Irgendwann ist die Partyzeit vorbei. Zum Beispiel jetzt. Womit ich nicht das Feiern als solches meine, sondern das Partyfeiern, wie wir es als Studenten taten.
Früher war es einfach zu feiern. Ich habe einigen Kumpels einen Tag genannt, dieser hat sich wie von selbst herumgesprochen. An besagtem Tag kamen viele Leute, die man kannte, und fast ebenso viele, die man nicht kannte. Jeder hat was mitgebracht. Dann haben wir uns alle miteinander besoffen. Und wenn das Bier ausging, hat irgendwer an der Tankstelle Nachschub besorgt. Irgendwer hat irgendwelche Musik eingelegt, und fast alle haben getanzt.
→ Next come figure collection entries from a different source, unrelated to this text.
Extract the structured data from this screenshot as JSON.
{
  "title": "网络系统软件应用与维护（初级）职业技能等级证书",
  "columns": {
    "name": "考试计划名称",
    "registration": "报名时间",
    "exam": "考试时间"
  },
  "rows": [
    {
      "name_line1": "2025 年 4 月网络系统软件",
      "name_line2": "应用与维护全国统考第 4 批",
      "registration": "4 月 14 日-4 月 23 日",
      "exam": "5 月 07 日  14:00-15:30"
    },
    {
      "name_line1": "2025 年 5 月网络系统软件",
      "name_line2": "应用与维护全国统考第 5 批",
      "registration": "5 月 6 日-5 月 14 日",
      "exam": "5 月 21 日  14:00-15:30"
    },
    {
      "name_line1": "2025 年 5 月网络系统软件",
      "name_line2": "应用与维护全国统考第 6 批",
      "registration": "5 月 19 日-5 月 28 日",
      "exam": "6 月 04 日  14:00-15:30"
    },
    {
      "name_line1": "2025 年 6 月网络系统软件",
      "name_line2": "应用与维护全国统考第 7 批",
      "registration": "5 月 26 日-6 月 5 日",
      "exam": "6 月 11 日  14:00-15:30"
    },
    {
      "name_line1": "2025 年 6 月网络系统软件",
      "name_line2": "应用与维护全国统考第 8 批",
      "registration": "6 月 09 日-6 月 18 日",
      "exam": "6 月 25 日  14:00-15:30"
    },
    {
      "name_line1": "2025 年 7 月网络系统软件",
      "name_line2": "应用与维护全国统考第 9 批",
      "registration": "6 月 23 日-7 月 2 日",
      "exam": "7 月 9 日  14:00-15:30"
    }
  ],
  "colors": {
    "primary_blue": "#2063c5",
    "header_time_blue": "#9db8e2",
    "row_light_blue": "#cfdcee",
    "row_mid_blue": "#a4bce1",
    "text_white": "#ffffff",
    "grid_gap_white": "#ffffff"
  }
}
Heute geht das nicht mehr. Denn heute sind wir erwachsen. Wir haben das Alter verlassen, in dem die Abenteuer- und Entdeckerlust alles bestimmte und alles verzieh. Da war das kunterbunte Durcheinander verschiedener Speisen, Getränke und Leute angesagt. Heute vertragen wir kein Durcheinander mehr. Es muss in geordnetem Rahmen vonstatten gehen, sonst fühlen wir uns nicht wohl. Wir sind empfindlicher geworden, und zwar auf allen Ebenen. Unser Gehör und unsere Mägen sind vor Überlastung zu schützen, da wir inzwischen nicht nur eine Nacht, sondern drei Tage inkl. Nächte brauchen, um eine durchzechte Nacht abzubauen. Das können wir uns nicht leisten, weil wir im Büro fit sein müssen und uns sowieso unsere Lebenszeit kürzer und damit wichtiger geworden ist. Da steht Sport ganz oben auf der Liste. Um morgens laufen zu können, lassen wir uns abends nicht mehr so gehen.
Auch haben wir uns inzwischen gesellschaftlich orientiert und positioniert. Wir finden es nicht mehr spannend, gänzlich unterschiedliche Meinungen und Lebenskonzepte zu hören, das finden wir nur noch anstrengend und nervig. Mit Widersprüchen wollen wir nicht mehr den demokratischen Diskurs- und Diskussionsgeist fördern, sondern andere Meinungen schnell plattreden. Aber dieses Kräftemessen wollen wir allenfalls noch im Job und ganz bestimmt nicht mehr in der Freizeit, am allerwenigsten auf Feiern. Am wohlsten fühlen wir uns zu Hause, und wenn wir das traute Heim schon verlassen müssen, wollen wir auf den Pflichtveranstaltungen zumindest möglichst viel Vertrautes vorfinden.
So weit, so gut die Theorie. Doch nun zur Praxis, die mich vor ungeahnte Herausforderungen stellt. Die letzten drei Feiern ging ich an wie gewohnt: Jeder komme, wann er wolle. Eingeladen wird, wer mir gerade in den Sinn kommt. Jeder nehme sich aus der Küche, was er brauche, um sitt und satt zu werden. Jeder sorge für die eigene Unterhaltung und suche sich adäquate Gesprächspartner. Einziger Unterschied zu den Studentenpartys: Ich sorge für alles, niemand braucht etwas mitzubringen.
Klingt einfach. War es aber nicht. Nur ein Teil der Gäste bediente sich selbst, bei den anderen musste ich immer nach leeren Gläsern schielen, um niemanden auf dem Trockenen zu lassen. Die anderen bedienten sich nur so weit, wie sie alles offensichtlich vorfanden. Das mutige Stöbern und Reingreifen in geschlossene Schränke war in den Studenten-WGs normal, heute ist dieses jugendliche Ungestüm passé. So wurde ich ständig gerufen, weil dieses oder jenes fehlte. Noch weniger forsch waren meine Gäste, sich mit anderen Gästen bekannt zu machen, so dass ich versuchte, mich um die einsamen Gesellen zu kümmern. Richtig entspannt war ich erst, als die letzten Gäste gegangen waren.
Nach Gesprächen mit Freunden und der Lektüre von Zeitschriften und Romanen komme ich zu der Erkenntnis, dass die Partyzeit endgültig vorbei ist und es nun gilt, Gesellschaften auszurichten, die einem wohl durchdachten Konzept konsequent folgen, bei dem alle Elemente aufeinander abgestimmt sind und die der Moderation des Gastgebers folgen. Was mich stark an meinen Beruf erinnert, womit mir die Freude am Feiern jäh vergeht. Und immer wieder muss ich feststellen: Es ist gar nicht so einfach, älter und erwachsen zu werden. In der zunehmenden Stur- und Starrheit wird sogar das Feiern zu einer Anstrengung. Puh!